Doublet Detection Exercise
Here, we will explore how to identify and remove doublets (two cells captured in one droplet) from single-cell RNA-seq data using computational methods.
Dataset
We will work with the 10x Genomics 10k PBMCs from a Healthy Donor (v3 chemistry). The higher cell count increases doublet probability (~8% expected doublet rate).
Part 1: Initial Data Processing
Step 1: Load and explore the dataset
- Import the 10k PBMC dataset
- Check initial cell and gene counts
- Note: With ~10,000 cells loaded, expect 600-800 doublets
Step 2: Standard preprocessing
- Calculate QC metrics (% mitochondrial, nGenes, nUMIs)
- Create QC plots:
- Scatter plot: nUMIs vs nGenes (color by % mitochondrial)
- Histogram of nUMIs per cell
Step 3: Process without doublet removal
- Filter cells using standard thresholds
- Normalize, find variable genes, scale
- Run PCA → UMAP → clustering
- Save this object as “pre_doublet_removal”
Part 2: Doublet Detection
For Seurat users:
Install scDblFinder and use it according to the package documentation.
For scanpy users:
Use scrublet via the built-in scanpy wrapper:
scanpy.external.pp.scrublet(adata, expected_doublet_rate=0.08)
Step 4: Analyze doublet predictions
- Add doublet scores/classifications to your object
- Create visualizations:
- UMAP colored by doublet score (continuous)
- UMAP colored by doublet classification (binary)
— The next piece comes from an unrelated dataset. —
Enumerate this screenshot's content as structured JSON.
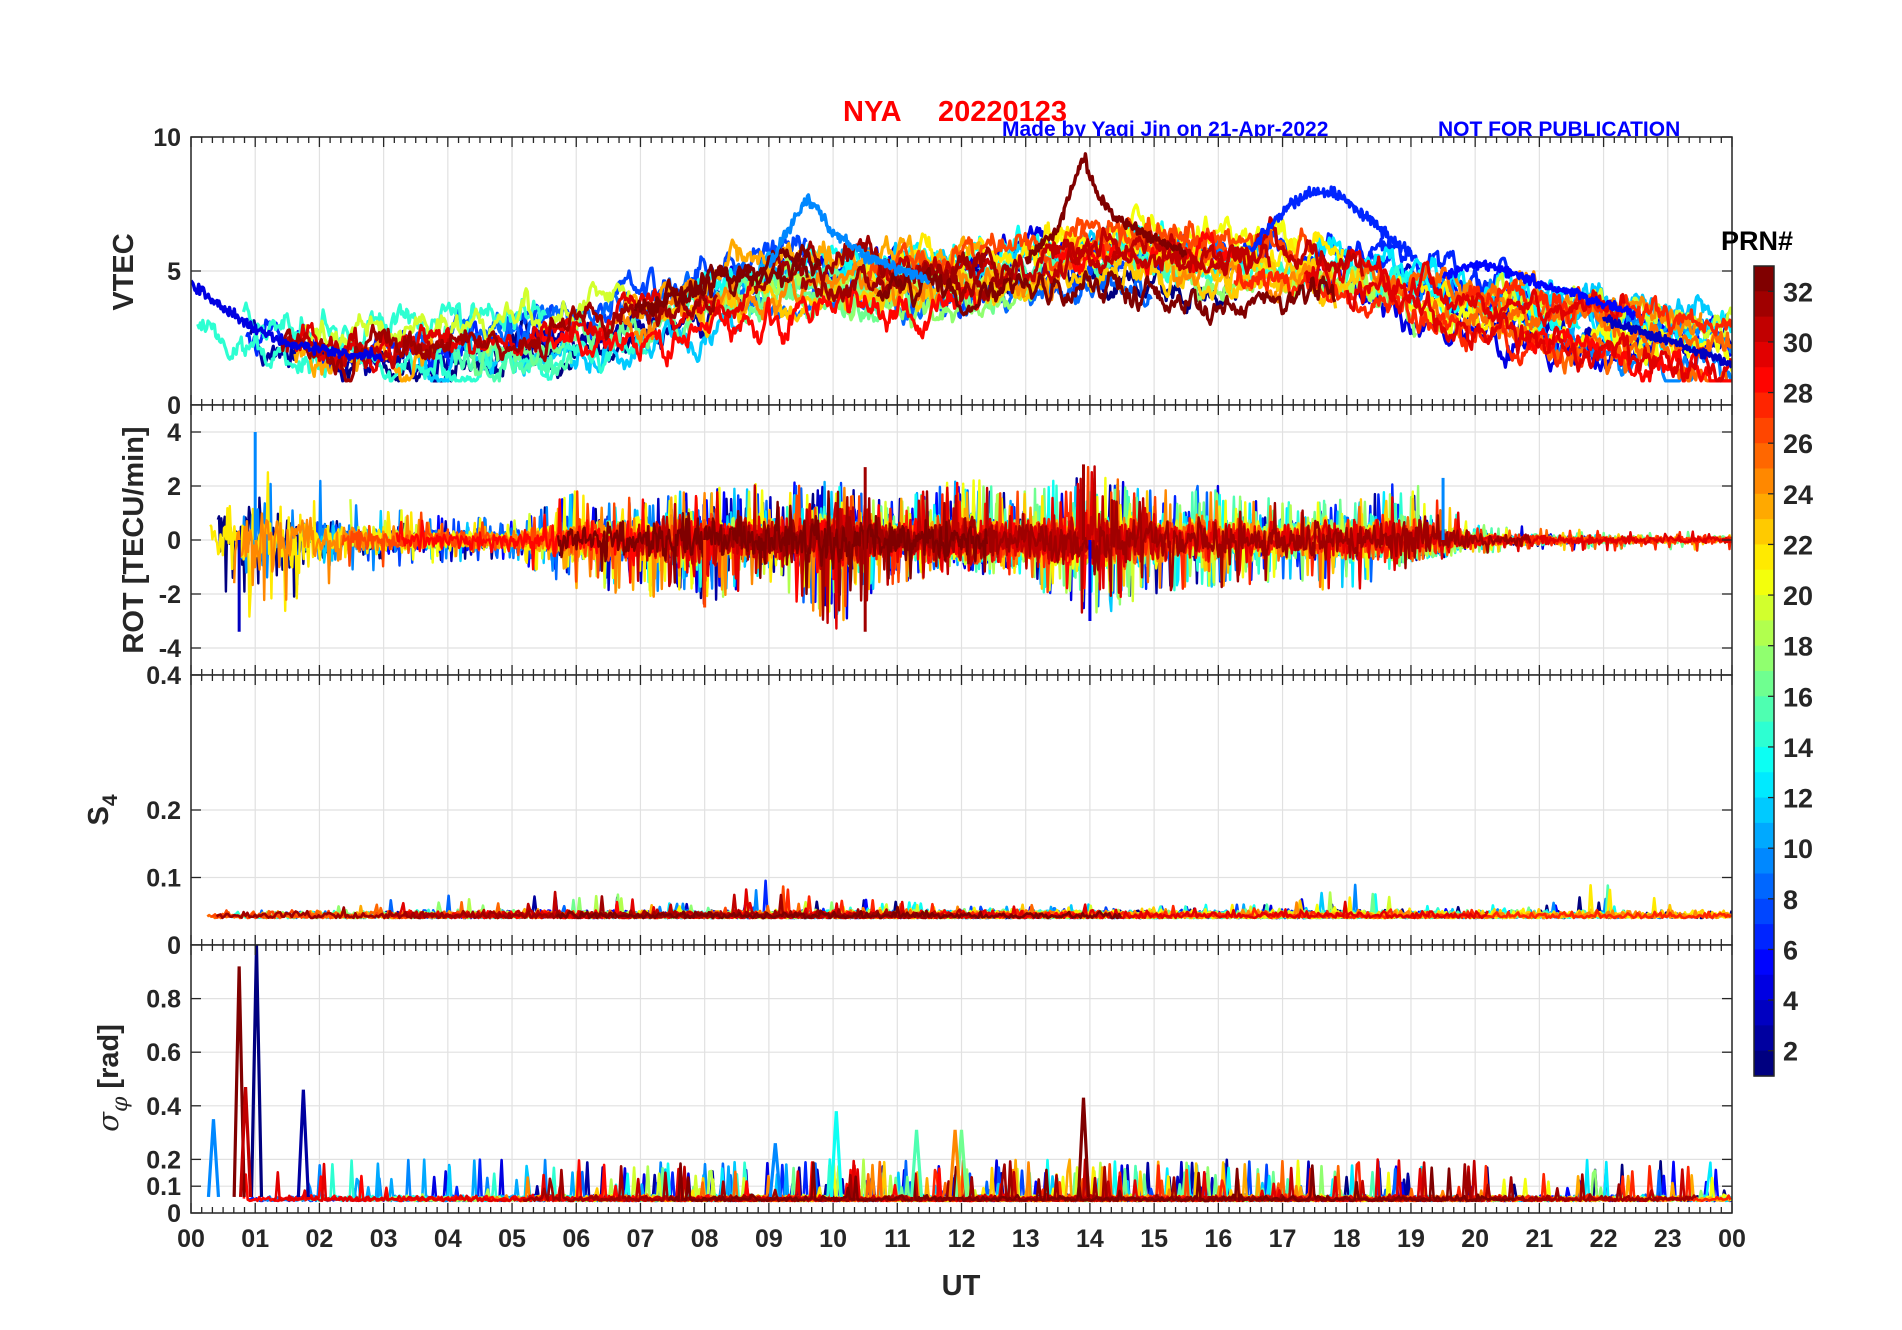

- Violin plot of nUMIs split by singlet/doublet
- Histogram of doublet scores with threshold line
Part 3: Biological Validation
Step 1: Check for heterotypic doublets
Look for cells expressing mutually exclusive markers:
- T cell + B cell markers:
CD3D + CD79A
- T cell + Monocyte markers:
CD3D + CD14
- B cell + NK markers:
CD79A + NKG7
Create feature plots:
- Plot these marker pairs
- Overlay predicted doublets
Step 2: Examine clustering patterns
- Which clusters have the highest proportion of predicted doublets?
- Do any clusters consist mainly of doublets?
- Calculate doublet percentage per cluster
Part 4: Remove Doublets and Re-analyze
Step 1: Filter doublets
- Remove cells classified as doublets
- Document how many cells were removed
Step 2: Re-process cleaned data
- Re-run the full pipeline (normalize → HVG → PCA → UMAP → cluster)
- Save this object as “post_doublet_removal”
Step 3: Compare before and after
Create side-by-side comparisons:
- Number of cells retained
- UMAP plots (before/after)
- Number of clusters
- Marker gene expression clarity
Part 5: Critical Evaluation
Discuss with a neighbor:
- What percentage of cells were identified as doublets?
- Were doublets randomly distributed or concentrated in specific areas?
- Did doublet removal reveal any new cell populations?
- Did any clusters disappear after doublet removal?
- How did doublet scores correlate with QC metrics (nUMIs, nGenes)?